One of the biggest challenges, according to the European Financial Management Association, is finding the right talent. With just over half of survey respondents (55 percent) claiming to have identified an AI leader within their company, more than half of them have appointed the innovation leader as the leader. While this assignment may initially be fine, as applications become more complex, external hires will typically be required.

Another “people” problem is the effect of the financial institutions on current employees. In some cases, the current employees will not be well-positioned for the’ new banking age.’ In other cases, the labour transformation caused by AI advances will completely eliminate some positions. Instead, there are many who believe that recruiting really increases with automation. For example, 91 percent of respondents to the European Financial Management Association / Deloitte survey assumed that emerging intelligent technologies would motivate or help workers, rather than replace them.

Including AI As Part Of Your Banking Operations

Open banking and artificial intelligence potentials are intertwined, forming the basis for a new banking technology system that will more than likely include both financial and non-financial components. The strength of the corporate data and insights can be realized by collaborations with fintech companies and data analytics professionals. The alliances and arrangement decided today will in future assess the strategic advantage of a company.

At the meeting of the European Financial Management Association’s Operational Excellence Council, it was clarified that several providers offer AI-based solutions, and banks need to negotiate between specialist players and AI powerhouses as a result. The goal is not to become more automated and less personalized, but to make much more personalized and contextual use of technology and customer insights.

The banking sector continues to be in the early stages of developing robust AI solutions. While these solutions can definitely impact financial organizations ‘ cost and revenue structures, the real potential lies with how artificial intelligence can enhance the customer experience.
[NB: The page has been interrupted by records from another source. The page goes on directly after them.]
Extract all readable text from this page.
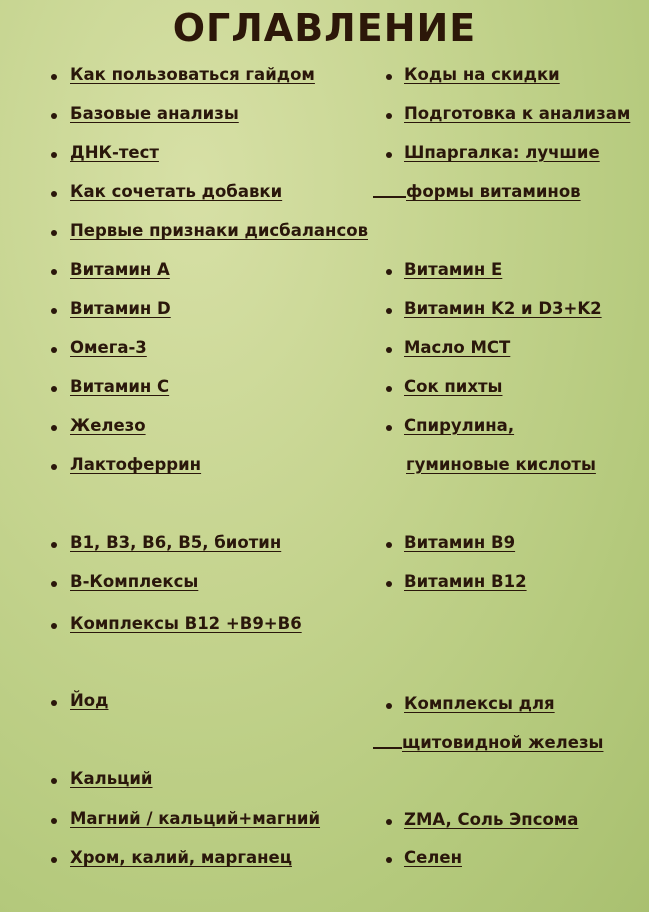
ОГЛАВЛЕНИЕ
Как пользоваться гайдом
Базовые анализы
ДНК-тест
Как сочетать добавки
Первые признаки дисбалансов
Витамин A
Витамин D
Омега-3
Витамин C
Железо
Лактоферрин
B1, B3, B6, B5, биотин
B-Комплексы
Комплексы B12 +B9+B6
Йод
Кальций
Магний / кальций+магний
Хром, калий, марганец
Коды на скидки
Подготовка к анализам
Шпаргалка: лучшие
формы витаминов
Витамин E
Витамин K2 и D3+K2
Масло MCT
Сок пихты
Спирулина,
гуминовые кислоты
Витамин B9
Витамин B12
Комплексы для
щитовидной железы
ZMA, Соль Эпсома
Селен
According to the European Financial Management Association, four main recommendations are made by experts to financial services firms that are looking to efficiently leverage AI’s value. Such are:

  1. Search for innovation, networking and matching with experts from outside the industry
  2. Make use of intelligent computing to make better use of data
  3. Use the right mix of application technologies.
  4. Push to keep a strong human element in your critical operations.

Following these guidelines, any company aiming to adapt to the increasing demands of the digital customer is a great starting point before looking to scale and exapand the value these technologies bring.